Buradaki yanlış mânâyı anlamak için, derin bir arapça ilmine sahip olmaya lüzum da yok. Bu yanlışı arapçaya yeni başlayan birkaç aylık talebeler bile anlar. Âyetteki “Feseyekfîkehümüllah”daki “Hüm” zamiri müfred değil cemi’dir ve ona “Bu” mânâsı verilemez. Verilemez ama ilme göre. Esed’e göre verilir.
4- Kızıldeniz’in sularının yarılıp Mûsâ Aleyhisselam ve kavminin geçip Firavun ve askerlerinin de boğulup helak olduğunu hepimiz biliriz. Esed, bu mûcizeyi haber veren âyetle yetinmeyip bir de Tevrat’a bakmadan edemiyor. “Tevrat’a bakılacak olursa” diyerek Şuarâ sûresi 35 numaralı dipnotta şöyle diyor:
“Tevrat’taki muhtelif atıflara bakılacak olursa (özellikle Çıkış xiv, 2 ve 9), Kızıldeniz’i geçme mûcizesi, bu denizin bu gün Süveyş Kanalı olarak bilinen kuzeybatı ucunda vuku bulduğu anlaşılmaktadır. Kıssanın geçtiği çağlarda burası şimdiki kadar derin değildi ve bazı bakımlardan Kuzey Denizi’nin ana kıtayla Frisina adaları arasında kalan sığ bölümü gibiydi. Yüksek cezir (geri çekilme) hallerinde bu gibi yerlerde sığ bölgeler çıplak kalmakta ve geçici olarak geçilebilir hale gelmekte, ama bu durumdayken, ânî ve şiddetli bir med dalgasıyla bütünüyle sulara gömülmektedir.”
Değerli okuyucular, halbuki, kendisi Şuarâ sûresi 63. âyete şu mânâyı veriyor: “…Musa’ya asânla denize vur diye vahyettik. (Musa söyleneni yapınca) deniz ortadan yarıldı. Öyle ki, açılan yolun her iki yanında sular koca dağlar gibi yükseldi.”
Bu kadar açık ifadeden sonra hâlâ “Tevrat’a bakılacak olursa” demeye niçin lüzum görülmektedir?
Esed, Tevrat’a atıf yapıyor ama, orada verilen bilgiye inanıp inanmadığını söylemiyor. Kur’an’daki ifade buyurduğu gibi, Kızıldeniz’in yarılmasının bir mûcize olduğuna mı inanıyor, yoksa Tevrat’ın söylediği gibi, suların med-cezir olayından dolayı çekilip geldiğine mi? Bunu açıklaması icap etmez miydi?
5- Âl-i İmran sûresi 50. âyet-i kerimeye öyle bir mânâ veriliyor ki, anlaşılır gibi değil.

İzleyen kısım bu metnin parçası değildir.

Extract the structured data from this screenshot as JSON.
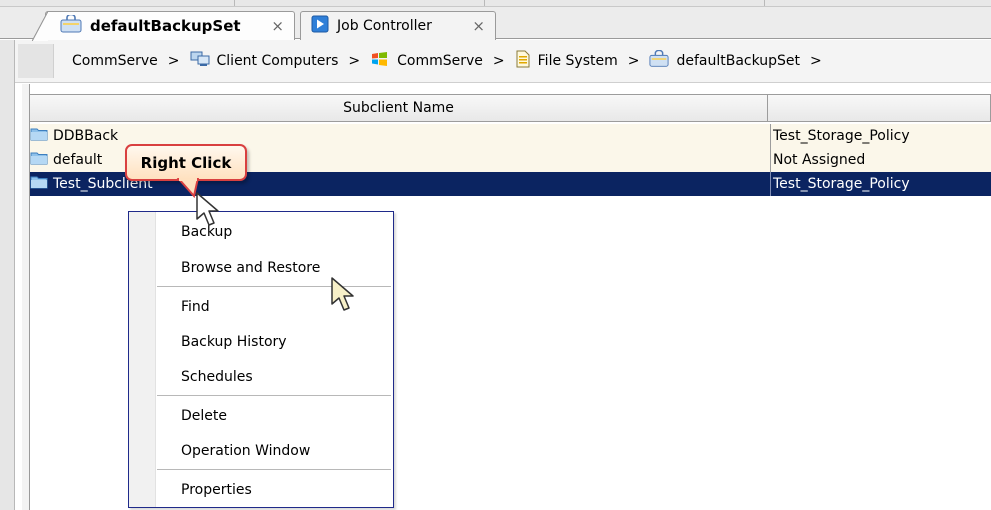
{
  "tabs": [
    {
      "label": "defaultBackupSet",
      "close": "×",
      "icon": "backupset-icon",
      "active": true
    },
    {
      "label": "Job Controller",
      "close": "×",
      "icon": "job-controller-icon",
      "active": false
    }
  ],
  "breadcrumb": {
    "items": [
      {
        "label": "CommServe",
        "icon": ""
      },
      {
        "label": "Client Computers",
        "icon": "client-computers-icon"
      },
      {
        "label": "CommServe",
        "icon": "windows-icon"
      },
      {
        "label": "File System",
        "icon": "file-system-icon"
      },
      {
        "label": "defaultBackupSet",
        "icon": "backupset-icon"
      }
    ],
    "separator": ">"
  },
  "table": {
    "columns": [
      "Subclient Name",
      ""
    ],
    "rows": [
      {
        "name": "DDBBack",
        "policy": "Test_Storage_Policy",
        "selected": false
      },
      {
        "name": "default",
        "policy": "Not Assigned",
        "selected": false
      },
      {
        "name": "Test_Subclient",
        "policy": "Test_Storage_Policy",
        "selected": true
      }
    ]
  },
  "callout": {
    "label": "Right Click"
  },
  "context_menu": {
    "items": [
      {
        "label": "Backup"
      },
      {
        "label": "Browse and Restore"
      },
      {
        "label": "Find"
      },
      {
        "label": "Backup History"
      },
      {
        "label": "Schedules"
      },
      {
        "label": "Delete"
      },
      {
        "label": "Operation Window"
      },
      {
        "label": "Properties"
      }
    ]
  },
  "colors": {
    "selection": "#0b2461",
    "row_background": "#fbf7ea",
    "callout_border": "#d94040",
    "menu_border": "#1f2a8a"
  }
}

Böyle bir mânânın iman ve islamla uzaktan yakından alâkası olamaz. Esed’in verdiği mânâya göre, Hazreti İsa şöyle demiş: “(Ben) Tevrat’tan günümüze kalanın doğruluğunu tasdik etmek için …(geldim)”
Değerli okuyucular! Musa Aleyhisselam’dan bir müddet sonra Tevrat insan eliyle bozuldu ve aslı ortadan kalktı. Elde de kala kala bozuk tevratlar kaldı. Esed’e göre, Hazreti İsa Aleyhisselam, işte elde kalan bu bozuk tevratın doğruluğunu tasdik etmek için geldiğini söylemiş oluyor. Hâşâ! Sümme hâşâ!
Bir peygambe,r Allah kelamı olmayan bozuk bir kitabı tasdik eder mi? Ben onu tasdik etmek için geldim der mi hiç? Bu ifade, bir peygambere yapılacak iftiraların en büyüğüdür. İsa Aleyhisselam, aslî hüviyetini kaybeden ve elde kalan bozuk Tevrat’ı değil, Allah’ın gönderdiği Tevrat’ın aslını tasdik etmiştir. Gerçek bu olduğu halde, Hasreti İsa’ya “(Ben) Tevrat’tan günümüze kalanın doğruluğunu tasdik etmek için …(geldim)” dedirtmek, “Şimdiki Tevrat da Allah kelamıdır” demek değil midir? Ve bu sözü bir peygamberi âlet ederek kabul ettirmeye çalışmak değil midir! Bu da İslama, müslümanlara ve müslümanların evlatlarını yapılacak en büyük kötülük değil midir? Öyle değilse bu gayretin sebebi nedir?
Maamâfîh, Muhammed Esed, bu cinayeti eserinde yer yer işlemektedir.
6- Bu düşüncedeki bir kimsenin eserininin sonunda ne yapacağı daha açıkçası okuyucuya son bir darbe vurmadan bitirmeyeceği açıktır. Nitekim yazarımız aynen öyle yapmakta, bizi tahminimizde yanıltmamaktadır. Son darbeyi Kur’an’ın son sûresi olan Nâs sûresinin sözümona tefsirinde vurmaktadır.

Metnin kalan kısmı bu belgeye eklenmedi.